Hannah now knew a number of things the rest of them didn’t know. She even knew things that Cavender didn’t know. He had expected to be in control of it all, and of her, but he had made the very worst kind of mistake.
The weapon was a thing called a warming iron, a great round blob of cast iron at the end of a very long cast-iron rod. In the days before central heating, you put the blob end into the fire until it was very hot and then put the hot end between the sheets and the blankets at the bottom of your bed to keep your feet warm on chilly winter nights. Hannah had never seen a warming iron before she came to the island, but she had read about them in books on antiques. This one had been lying on the floor of the attic when she had gone in to see what Carlton Ji was up to. And Carlton Ji had been up to no good, of course. Those people were never up to any good. Hannah Graham hated Orientals.
The weapon was in the tall narrow broom closet at the very start of the hall leading back from the foyer to the television room. The closet was too small to hold a body, so it had never been searched thoroughly even once all this weekend. It was also full of vacuum cleaner equipment and easy to hide something made of metal in. Hannah got it out and felt the weight of it in her hands. She had never been so glad of the time she had spent working out with weights.
They were all getting used to the darkness now. They were all beginning to be able to see at least a little in the gloom. Hannah still had the advantage and she knew it. She had walked around this house in the dark many times before. The rest of them had not.
“Hannah?” Cavender Marsh asked tentatively.
Hannah smiled. He was just where she wanted him to be, really. She moved closer to the stairs.
“I’m right here,” she called out. “I’m over near the stairs.”
“Hannah, listen to me,” Cavender Marsh said. “Try to be reasonable for a moment now.”
“I am being reasonable,” Hannah told him.
“I’d be careful if I were you,” Gregor Demarkian warned.
Hannah was worried for a moment, but then she wasn’t anymore. Cavender Marsh wasn’t paying any attention to Gregor Demarkian. And Gregor Demarkian was nowhere close to either Cavender or the stairs. He was way in back, near the living room door.
“What’s going on around here?” Mathilda Frazier asked.
She was way, way in the back, invisible. She didn’t want to come out and see what was happening. Kelly Pratt and Geraldine Dart were invisible, too. They were all hiding in the dark. They were all hoping this would just go away. Only Cavender Marsh was advancing across the foyer, walking with his hands in his pockets, as if he thought he could make himself look like Cary Grant.
“Now, Hannah,” he began.
He sounded just like Hannah’s therapist. Hannah hated her therapist.
“I’m right here,” Hannah said again. “I’m really not going anyplace.”
“Be careful,” Gregor Demarkian warned for the second time.
Bennis Hannaford rushed in again. “They are sending a helicopter,” she said in a rush of enthusiasm. “It’s coming right from some army base to the south of us. We’re all supposed to go up onto the roof and wait for it.”
“A helicopter can’t land on this roof,” Geraldine Dart said, “It’s not flat.”
“We can’t get Richard Fenster up to the roof right now either,” Mathilda Frazier said. “We probably shouldn’t move him.”
“Right,” Bennis Hannaford said. “I’ll go back and explain everything.”
Bennis Hannaford rushed out again in the direction of the living room. Hannah stayed in her place at the side of the stairs, her back against the wall, waiting.

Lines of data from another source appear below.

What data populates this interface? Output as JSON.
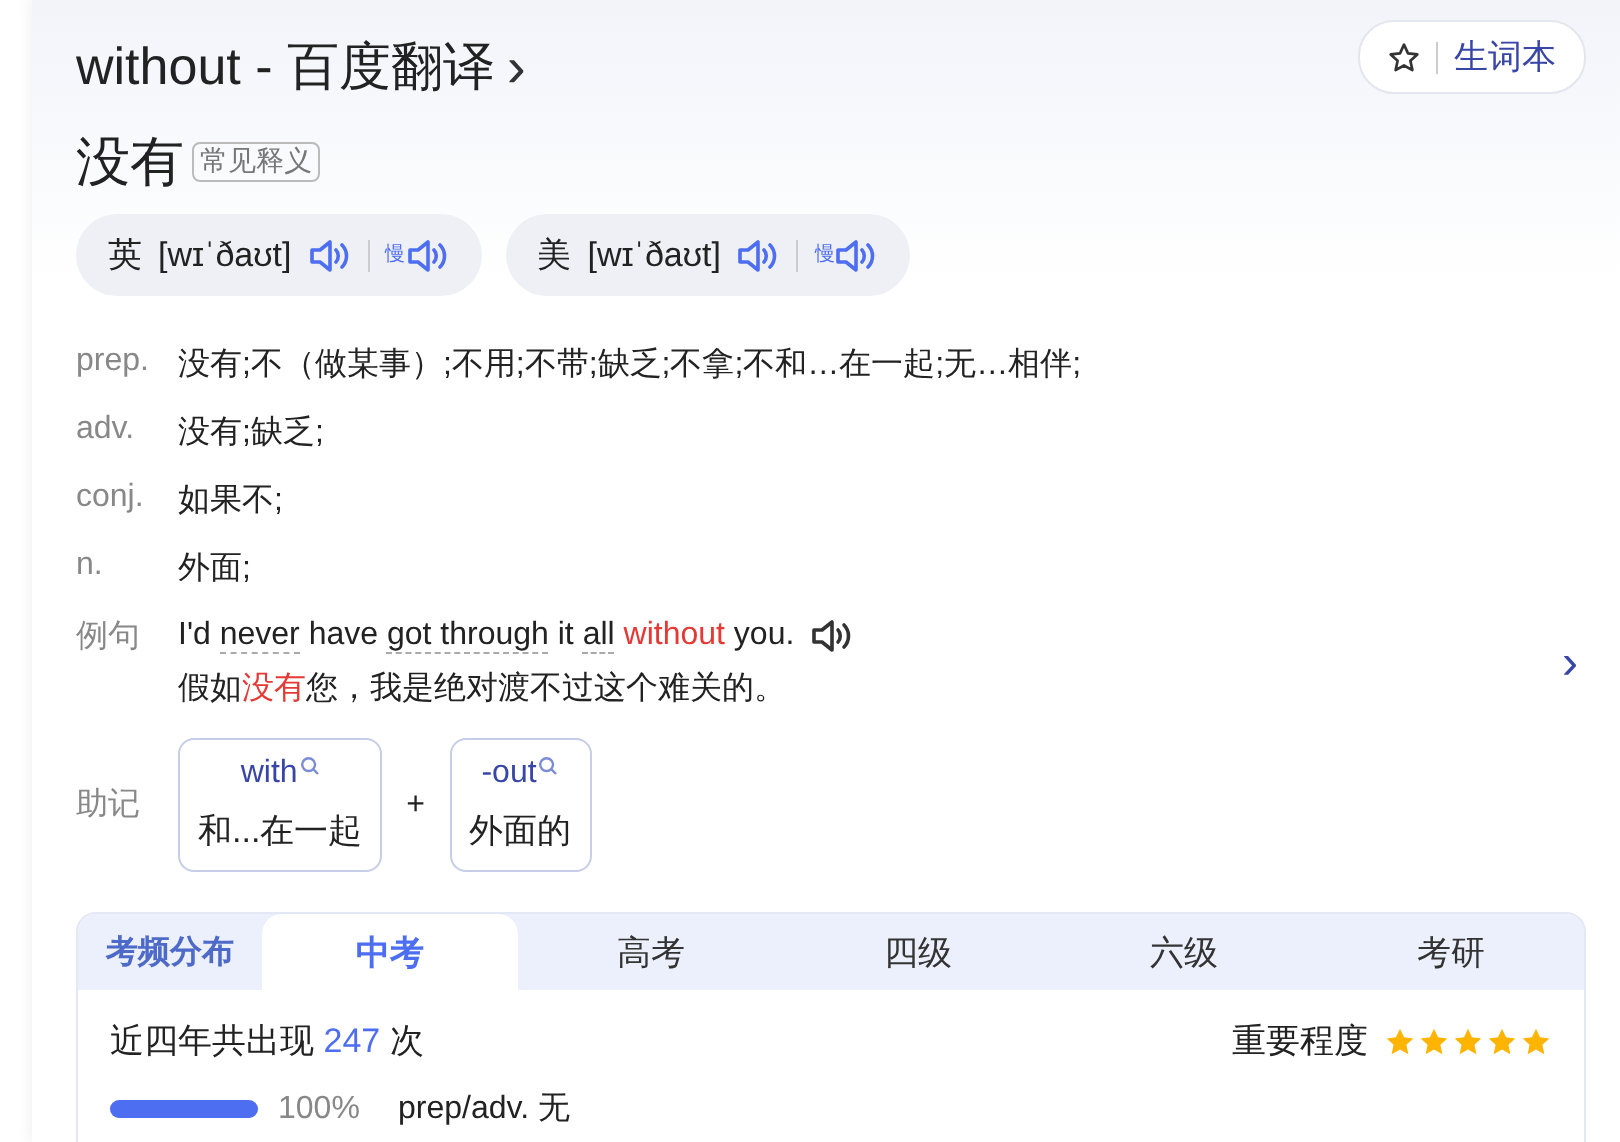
{
  "header": {
    "title": "without - 百度翻译",
    "chevron": "›",
    "wordbook": {
      "label": "生词本"
    }
  },
  "headword": {
    "text": "没有",
    "tag": "常见释义"
  },
  "pronunciations": [
    {
      "region": "英",
      "phonetic": "[wɪˈðaʊt]",
      "slow": "慢"
    },
    {
      "region": "美",
      "phonetic": "[wɪˈðaʊt]",
      "slow": "慢"
    }
  ],
  "definitions": [
    {
      "pos": "prep.",
      "meaning": "没有;不（做某事）;不用;不带;缺乏;不拿;不和…在一起;无…相伴;"
    },
    {
      "pos": "adv.",
      "meaning": "没有;缺乏;"
    },
    {
      "pos": "conj.",
      "meaning": "如果不;"
    },
    {
      "pos": "n.",
      "meaning": "外面;"
    }
  ],
  "example": {
    "label": "例句",
    "next": "›",
    "english": [
      {
        "kind": "plain",
        "text": "I'd "
      },
      {
        "kind": "link",
        "text": "never"
      },
      {
        "kind": "plain",
        "text": " have "
      },
      {
        "kind": "link",
        "text": "got through"
      },
      {
        "kind": "plain",
        "text": " it "
      },
      {
        "kind": "link",
        "text": "all"
      },
      {
        "kind": "highlight",
        "text": " without"
      },
      {
        "kind": "plain",
        "text": " you."
      }
    ],
    "chinese": [
      {
        "kind": "plain",
        "text": "假如"
      },
      {
        "kind": "highlight",
        "text": "没有"
      },
      {
        "kind": "plain",
        "text": "您，我是绝对渡不过这个难关的。"
      }
    ]
  },
  "mnemonic": {
    "label": "助记",
    "joiner": "+",
    "parts": [
      {
        "word": "with",
        "meaning": "和...在一起"
      },
      {
        "word": "-out",
        "meaning": "外面的"
      }
    ]
  },
  "exam": {
    "label": "考频分布",
    "tabs": [
      {
        "label": "中考",
        "selected": true
      },
      {
        "label": "高考",
        "selected": false
      },
      {
        "label": "四级",
        "selected": false
      },
      {
        "label": "六级",
        "selected": false
      },
      {
        "label": "考研",
        "selected": false
      }
    ],
    "count_prefix": "近四年共出现",
    "count": "247",
    "count_suffix": "次",
    "importance_label": "重要程度",
    "stars": 5,
    "usage": [
      {
        "level": 1,
        "percent": "100%",
        "text": "prep/adv. 无"
      }
    ]
  }
}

“Now, Hannah,” Cavender said for the third time, or maybe the fourth or fifth.
“Come over and talk to me,” Hannah said. “I don’t want to have to shout.”

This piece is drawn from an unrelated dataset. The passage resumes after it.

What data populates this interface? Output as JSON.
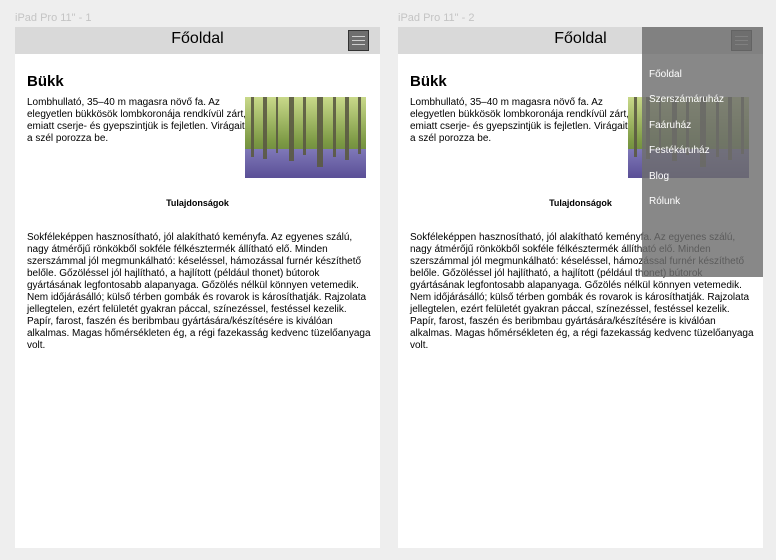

Cavender Marsh came. He came much too slowly and too deliberately, but he came. Even now, it seemed, he had to be a movie star. Even now he had to make entrances and exits and melodramas and foreshadowings. Hannah waited until he was almost right in front of her. Then she swung around him, to his back, raised the warming iron above her head and smashed it down on the foyer’s parquet floor.
Cavender Marsh jumped onto the first of the steps and Hannah smashed the warming iron down again, on the step next to him, cracking the step even though she hit it through the thickness of the runner carpet.
“What the hell do you think you’re doing?” Gregor Demarkian demanded.
This was not a question Hannah Graham thought she had to answer. Cavender Marsh was running as best he could up the stairs.